I live alone and love my solitude. I have plants and books, and I still sing Shakira as I lovingly cut my fruit into perfect little cubes in the sunlit kitchen of my new apartment. I'm tenderly piecing myself back together. I work in my jammies, take long baths, and sweat on my spin bike at midnight - because I can. I'm working with my body to heal the way it disconnected from my heart (which feels like having my foot on the gas pedal and brake at the same time.)

Last month, I went to help my mother pack up my childhood home. I brought back with me a portrait of me at age five. I hung it in my office, where I can glance at her daily, as many times as I want. It's a gift to my healing - Pamelita's sweet face, with her wicked little smile.
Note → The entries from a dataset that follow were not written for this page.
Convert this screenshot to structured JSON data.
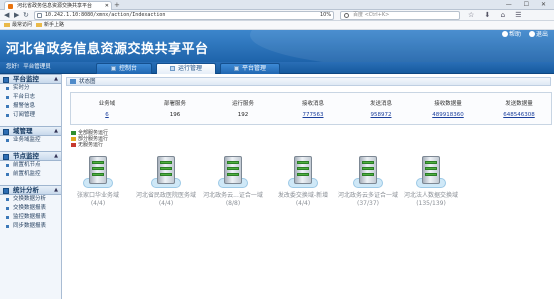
{
  "browser": {
    "tab_title": "河北省政务信息资源交换共享平台",
    "url": "10.242.1.10:8080/xmnx/action/Indexaction",
    "zoom": "10%",
    "search_placeholder": "百度 <Ctrl+K>",
    "bookmarks": [
      "最常访问",
      "新手上路"
    ]
  },
  "app": {
    "title": "河北省政务信息资源交换共享平台",
    "header_links": [
      "帮助",
      "退出"
    ],
    "user": [
      "您好!",
      "平台管理员"
    ],
    "tabs": [
      {
        "label": "控制台",
        "active": false
      },
      {
        "label": "运行管理",
        "active": true
      },
      {
        "label": "平台管理",
        "active": false
      }
    ]
  },
  "sidebar": {
    "sections": [
      {
        "title": "平台监控",
        "items": [
          "实时分",
          "平台日志",
          "报警信息",
          "订阅管理"
        ]
      },
      {
        "title": "域管理",
        "items": [
          "业务域监控"
        ]
      },
      {
        "title": "节点监控",
        "items": [
          "前置机节点",
          "前置机监控"
        ]
      },
      {
        "title": "统计分析",
        "items": [
          "交换数据分析",
          "交换数据报表",
          "监控数据报表",
          "同步数据报表"
        ]
      }
    ]
  },
  "main": {
    "breadcrumb": "状态图",
    "stats": [
      {
        "label": "业务域",
        "value": "6",
        "link": true
      },
      {
        "label": "部署服务",
        "value": "196",
        "link": false
      },
      {
        "label": "运行服务",
        "value": "192",
        "link": false
      },
      {
        "label": "接收消息",
        "value": "777563",
        "link": true
      },
      {
        "label": "发送消息",
        "value": "958972",
        "link": true
      },
      {
        "label": "接收数据量",
        "value": "489918360",
        "link": true
      },
      {
        "label": "发送数据量",
        "value": "648546308",
        "link": true
      }
    ],
    "legend": [
      {
        "label": "全部服务运行",
        "color": "#2f8f2f"
      },
      {
        "label": "部分服务运行",
        "color": "#e0a81f"
      },
      {
        "label": "无服务运行",
        "color": "#c63a2f"
      }
    ],
    "nodes": [
      {
        "name": "张家口华业务域",
        "count": "(4/4)"
      },
      {
        "name": "河北省民政医院医务域",
        "count": "(4/4)"
      },
      {
        "name": "河北政务云...证合一域",
        "count": "(8/8)"
      },
      {
        "name": "发改委交换域-新增",
        "count": "(4/4)"
      },
      {
        "name": "河北政务云多证合一域",
        "count": "(37/37)"
      },
      {
        "name": "河北法人数据交换域",
        "count": "(135/139)"
      }
    ]
  },
  "colors": {
    "header_blue": "#1e63aa",
    "status_green": "#4fae3f"
  }
}
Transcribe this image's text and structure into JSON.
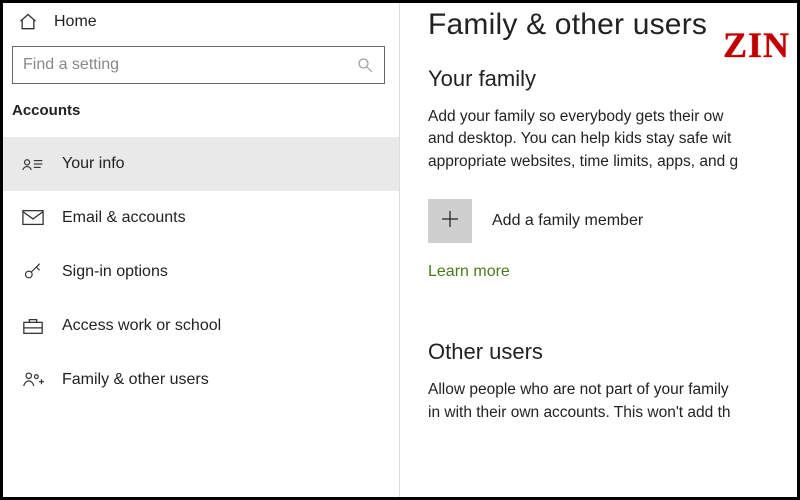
{
  "sidebar": {
    "home_label": "Home",
    "search_placeholder": "Find a setting",
    "section_label": "Accounts",
    "items": [
      {
        "label": "Your info",
        "icon": "person-card-icon",
        "selected": true
      },
      {
        "label": "Email & accounts",
        "icon": "mail-icon",
        "selected": false
      },
      {
        "label": "Sign-in options",
        "icon": "key-icon",
        "selected": false
      },
      {
        "label": "Access work or school",
        "icon": "briefcase-icon",
        "selected": false
      },
      {
        "label": "Family & other users",
        "icon": "people-plus-icon",
        "selected": false
      }
    ]
  },
  "content": {
    "page_title": "Family & other users",
    "family": {
      "heading": "Your family",
      "description": "Add your family so everybody gets their ow\nand desktop. You can help kids stay safe wit\nappropriate websites, time limits, apps, and g",
      "add_label": "Add a family member",
      "learn_more": "Learn more"
    },
    "other_users": {
      "heading": "Other users",
      "description": "Allow people who are not part of your family\nin with their own accounts. This won't add th"
    }
  },
  "watermark": "ZIN"
}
I'm falling madly in love with her and me all over again - or perhaps for the very first time.

I've been gone for two years.  I've been coming home for the last two years.

What lies ahead this year is still a mystery.

I'm excited to be undusting my feathers as a teacher and sobriety mentor.

This upcoming week, I am co-leading a SHE RECOVERS retreat in Austin with 30 women.

I have another retreat lined up in Oaxaca, Mexico, in June.

Alyssa and I are working on season two of our podcast.

Exciting things are coming up. I'm scared some days and thrilled on others. It goes back and forth, and I let myself feel everything.

Beyond all, I want to lead with my heart and not my mind. Yep. I'm done thinking my way through life. It's time to feel my way back home- and to invite you to do the same. Letting go of alcohol, drugs, and toxic relationships is a thing of the heart. Expanding your life after "you quit" is a rebirth of who you are, and a journey of coming home to yourself. Period.

If you've read this far, I'm grateful to you for receiving my update, opening your arms when you see me in your inbox, and being tender with me as I come back to life. 

Hit reply and let me know you're still here and ready to take another big leap with me, will you?

A very grande hug to you, from my heart. 

I can't wait to see what we do this year, you and I, together.